Two New Sapienza ERC Projects Approved
The European Commission has approved two new ERC Starting Grants presented by Sapienza Principal Investigators. The two €1.5 million grants, reserved for outstanding researchers with 2-7 years post-doctoral research experience, were assigned to Project HyGate, presented by Alberto Giacomello at the Department of Mechanical and Aerospace Engineering, and Specgeo, presented by Emanuele Rodolà at the Department of Computer Science.
Project “HyGate - Hydrophobic Gating in Nanochannels: understanding single channel mechanisms for designing better nanoscale sensors” aims to employ multi-scale simulations to design innovative nano-valves inspired by ionic channels. These biological switches control ionic current in cells, allowing complex biological functions such as muscular contraction and nervous impulses. From an engineer’s point of view, this is a rack of hundreds of nano-switches with an extraordinary fine tuning that react to different stimuli: transmembrane tension, pressure, PH, etc.
The main phenomenon that will be studied is the hydrophobic gate: the formation of nano-bubbles in many ionic channels that block the flow of ions. The quantitative understanding of this phenomenon will be used to design new biosensors, membranes and nanofluidic circuits. In particular, the simulation of rare events used to study the nucleation of nano-confined vapour will be crucial to replicate both temporal atomic and biological scales. These tools will also allow researchers to simulate electro-physiological responses beginning with the structure of ionic channels.

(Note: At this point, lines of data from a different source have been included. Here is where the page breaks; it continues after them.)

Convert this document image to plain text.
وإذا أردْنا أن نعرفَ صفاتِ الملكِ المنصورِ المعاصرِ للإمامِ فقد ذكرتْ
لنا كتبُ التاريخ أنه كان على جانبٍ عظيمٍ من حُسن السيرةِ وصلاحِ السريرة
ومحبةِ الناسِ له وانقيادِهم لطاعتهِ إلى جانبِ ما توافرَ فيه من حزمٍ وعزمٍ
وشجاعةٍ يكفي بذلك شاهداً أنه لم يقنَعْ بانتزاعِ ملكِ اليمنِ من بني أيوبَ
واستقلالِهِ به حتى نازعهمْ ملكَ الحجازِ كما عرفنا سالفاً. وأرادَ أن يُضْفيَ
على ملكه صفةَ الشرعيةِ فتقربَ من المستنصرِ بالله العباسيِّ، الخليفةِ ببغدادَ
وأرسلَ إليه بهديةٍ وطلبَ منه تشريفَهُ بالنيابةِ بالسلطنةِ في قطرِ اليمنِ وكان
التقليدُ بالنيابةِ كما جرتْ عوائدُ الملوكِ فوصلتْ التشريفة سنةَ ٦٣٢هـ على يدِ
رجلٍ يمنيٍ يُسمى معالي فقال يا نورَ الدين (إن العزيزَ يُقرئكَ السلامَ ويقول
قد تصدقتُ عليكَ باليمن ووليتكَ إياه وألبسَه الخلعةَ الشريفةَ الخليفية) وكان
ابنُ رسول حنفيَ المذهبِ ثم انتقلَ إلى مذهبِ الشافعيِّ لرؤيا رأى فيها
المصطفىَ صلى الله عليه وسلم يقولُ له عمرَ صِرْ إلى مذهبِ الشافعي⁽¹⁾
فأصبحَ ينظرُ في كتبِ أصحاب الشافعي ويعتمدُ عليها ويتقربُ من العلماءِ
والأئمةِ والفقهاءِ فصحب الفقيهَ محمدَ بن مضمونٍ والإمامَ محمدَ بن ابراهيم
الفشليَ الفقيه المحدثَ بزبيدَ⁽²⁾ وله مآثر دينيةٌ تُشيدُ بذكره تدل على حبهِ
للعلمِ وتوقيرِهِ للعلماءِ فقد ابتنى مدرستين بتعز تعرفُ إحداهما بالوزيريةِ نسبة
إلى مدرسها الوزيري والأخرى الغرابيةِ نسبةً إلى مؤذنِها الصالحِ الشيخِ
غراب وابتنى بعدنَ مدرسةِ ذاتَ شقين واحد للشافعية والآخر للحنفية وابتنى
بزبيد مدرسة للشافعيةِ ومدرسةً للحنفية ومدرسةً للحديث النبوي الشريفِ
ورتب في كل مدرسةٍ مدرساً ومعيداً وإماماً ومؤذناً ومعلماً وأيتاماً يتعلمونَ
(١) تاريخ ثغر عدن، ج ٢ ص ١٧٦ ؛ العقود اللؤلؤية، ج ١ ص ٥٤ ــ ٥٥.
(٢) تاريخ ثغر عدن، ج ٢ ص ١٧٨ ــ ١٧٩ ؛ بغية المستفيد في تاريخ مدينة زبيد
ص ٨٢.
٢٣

Project “Specgeo - Spectral Geometric Methods in Practice” aims to develop new tools that will completely change the design of spectral techniques with applications in social networks, artificial vision, machine learning and computational biology.
Is it possible to recreate the shape of an object through its sounds? Can we synthesize new drugs by analysing the geometric structure of proteins? Can we design earthquake-resistant architecture through a careful study of resonance frequencies? These apparently unrelated questions lie between geometry and physical mathematics for the generic concept of vibration. As such, they can be addressed using the same language of spectral geometry.
Spectral methods have played a fundamental role for nearly two centuries now in applied science. Nonetheless, their employment in practical spheres involving geometric data has been strongly limited by the complexity of the same data. Project Specgeo aims to provide answers to these queries and tools to implement them in our world.
The allocation of two new ERC Starting Grants 2018 follows the acceptance of 9 Sapienza projects presented in the ERC Work Programme 2017 (3 Starting, 2 Proof of Concept, 1 Consolidator and 3 Advanced) for a total value of over €15 million and the recent launch of the SAPIExcellence Programme, an initiative that will attract talented researchers to Sapienza University and further drive our participation in ERC and MSCA Programmes.